É muito simples. É só entrar no site, se cadastrar e começar a fazer ofertas na rede pelo Twitter, por exemplo. Descrever o funcionamento da loja, inserir ofertas. Ao invés de inserir suas notícias pessoais, você insere as notícias da loja.Existem exemplos desse uso do Twitter aqui no Brasil e que esteja sendo bem sucedido?Sim. Temos vários que têm funcionado muito bem. Grandes jornais já estão todos no Twitter, as revistas, alguns magazines. Se não me engano, o Ponto Frio já está no Twitter. Acaba virando uma coisa comercial. Você cria lá o perfil: “Este é o Twitter do Ponto Frio” e coloca: “Nas próximas duas horas, nas lojas de não-sei-onde vai ter um desconto de 70% nos produtos. Tem que dizer que entrou no Twitter”. Pronto e aí, vai...

Então as empresas vão cada vez mais utilizar esses serviços para se beneficiar e crescer?

Sim. Daqui há dez anos, não haverá política sem internet. A próxima eleição já será altamente influenciada pelo uso da internet. O exemplo do (Barack) Obama está se espalhando pelo mundo inteiro (Durante a eleição presidencial nos Estados Unidos, o atual presidente utilizou o Twitter como uma de suas ferramentas do pleito não só para que os eleitores o “seguissem” no site, mas também para arrecadar fundos para sua campanha). A capilaridade que a internet permite em termos de adesão, em termos de coordenar as coisas é enorme. Hoje se pode fazer um comício pela internet para um bilhão de pessoas.

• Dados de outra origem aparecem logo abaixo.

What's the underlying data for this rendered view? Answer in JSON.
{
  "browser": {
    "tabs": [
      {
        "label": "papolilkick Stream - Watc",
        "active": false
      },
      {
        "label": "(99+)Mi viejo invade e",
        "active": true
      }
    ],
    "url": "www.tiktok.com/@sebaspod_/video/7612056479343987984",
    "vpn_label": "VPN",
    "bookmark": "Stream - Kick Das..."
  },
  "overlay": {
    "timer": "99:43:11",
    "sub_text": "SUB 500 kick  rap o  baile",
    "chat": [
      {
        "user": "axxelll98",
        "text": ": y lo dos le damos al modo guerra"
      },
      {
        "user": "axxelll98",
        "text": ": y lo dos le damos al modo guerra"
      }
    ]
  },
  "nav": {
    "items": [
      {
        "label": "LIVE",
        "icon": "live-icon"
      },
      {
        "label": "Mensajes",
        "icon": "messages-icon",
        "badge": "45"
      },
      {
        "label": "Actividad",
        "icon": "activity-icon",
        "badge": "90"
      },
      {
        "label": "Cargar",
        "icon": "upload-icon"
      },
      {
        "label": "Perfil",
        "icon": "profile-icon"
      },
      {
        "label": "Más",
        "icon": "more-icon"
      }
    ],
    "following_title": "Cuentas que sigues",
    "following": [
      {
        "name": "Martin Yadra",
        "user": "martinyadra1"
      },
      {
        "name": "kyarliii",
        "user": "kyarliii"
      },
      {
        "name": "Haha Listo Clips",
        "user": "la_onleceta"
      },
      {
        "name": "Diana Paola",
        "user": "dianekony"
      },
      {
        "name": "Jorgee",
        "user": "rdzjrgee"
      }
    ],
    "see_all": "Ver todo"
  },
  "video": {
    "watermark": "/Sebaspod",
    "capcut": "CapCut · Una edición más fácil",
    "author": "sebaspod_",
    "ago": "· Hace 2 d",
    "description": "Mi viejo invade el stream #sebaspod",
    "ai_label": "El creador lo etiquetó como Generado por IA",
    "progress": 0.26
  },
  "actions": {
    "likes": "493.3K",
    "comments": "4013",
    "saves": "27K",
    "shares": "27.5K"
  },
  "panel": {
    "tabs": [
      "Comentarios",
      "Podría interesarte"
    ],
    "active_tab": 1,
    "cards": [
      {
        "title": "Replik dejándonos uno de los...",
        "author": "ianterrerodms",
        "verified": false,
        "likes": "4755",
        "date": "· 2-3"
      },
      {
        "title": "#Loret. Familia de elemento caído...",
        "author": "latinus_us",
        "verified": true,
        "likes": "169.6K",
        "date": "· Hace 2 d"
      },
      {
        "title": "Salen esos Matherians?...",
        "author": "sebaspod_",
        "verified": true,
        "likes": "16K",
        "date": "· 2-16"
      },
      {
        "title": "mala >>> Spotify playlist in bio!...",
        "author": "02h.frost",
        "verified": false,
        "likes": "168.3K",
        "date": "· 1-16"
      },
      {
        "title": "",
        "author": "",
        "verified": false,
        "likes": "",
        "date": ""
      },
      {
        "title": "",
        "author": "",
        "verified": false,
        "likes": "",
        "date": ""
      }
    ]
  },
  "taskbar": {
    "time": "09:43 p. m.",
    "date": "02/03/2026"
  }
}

Essa tecnologia e mudanças são positivas na sua opinião para o comércio?Acredito que são muito positivas, sim. Elas cada vez trazem mais bolsões de pessoas para participar do consumo. O que era o comércio no Brasil há 20 anos?

Era um comércio de elite só. Apenas uma alta camada da população comprava. O que era a educação há 20 anos? O que era a política? E por aí vai. A tecnologia no caso ela é mero instrumento. Ela não muda nem a política, nem as ideias nem a forma de governar. Há quem ache por exemplo que a política termina com a corrupção. A gente vê isso nos jornais o tempo todo. Ela não termina com a corrupção. A corrupção é do ser humano. É como a internet que também pode ser um instrumento para combatê-la. É o exemplo de ONGs que mantém sites como o Contas Abertas. Quando que um cidadão ia ter acesso a uma informação daquelas? Quero saber quanto o governo do Amazonas gastou no último ano com estradas: ele coloca na tela em um instante como informação. E o que é isso como instrumento de pressão política?

Mas essa tese de que a internet permite um acesso maior da população às informações, não se torna falha quando a gente sabe que poucos lares brasileiros estão ligados à rede hoje?

Essa frase também está ficando antiga. O acesso maciço da internet não será mais por essas maquininhas que estão em nossos lares. Será por outra que carregamos no bolso (celular). Praticamente todos os brasileiros têm celular, todos! É normal. Em Portugal, cada cidadão tem dois aparelhos, em média. Na Coréia do Sul, são três. Agora daqui há três anos, o aparelho celular que eu carrego vai virar lixo. Como já virou na Coréia, como já virou em Portugal. E os celulares no futuro sairão de fábrica com acesso à internet.

O senhor não acha que as pessoas acabam perdendo sua privacidade no meio de tanta tecnologia?

Sim, perde. Se você quer conhecer mais, ao mesmo tempo você precisa ser mais conhecido. As pessoas têm que saber quem você é. Não adianta mentir e dizer que não perde privacidade com esse mundo digital.

Mas com isso o senhor acha que mais à frente as pessoas podem ter uma tendência de retorno para buscar mais privacidade?

Sim, claro. Podem haver grandes dificuldades. Mas isso acontece cada vez que você lida com tecnologia. Você sabe mais que seu pai; seu pai sabe mais do que sabia seu avô. É um caminho.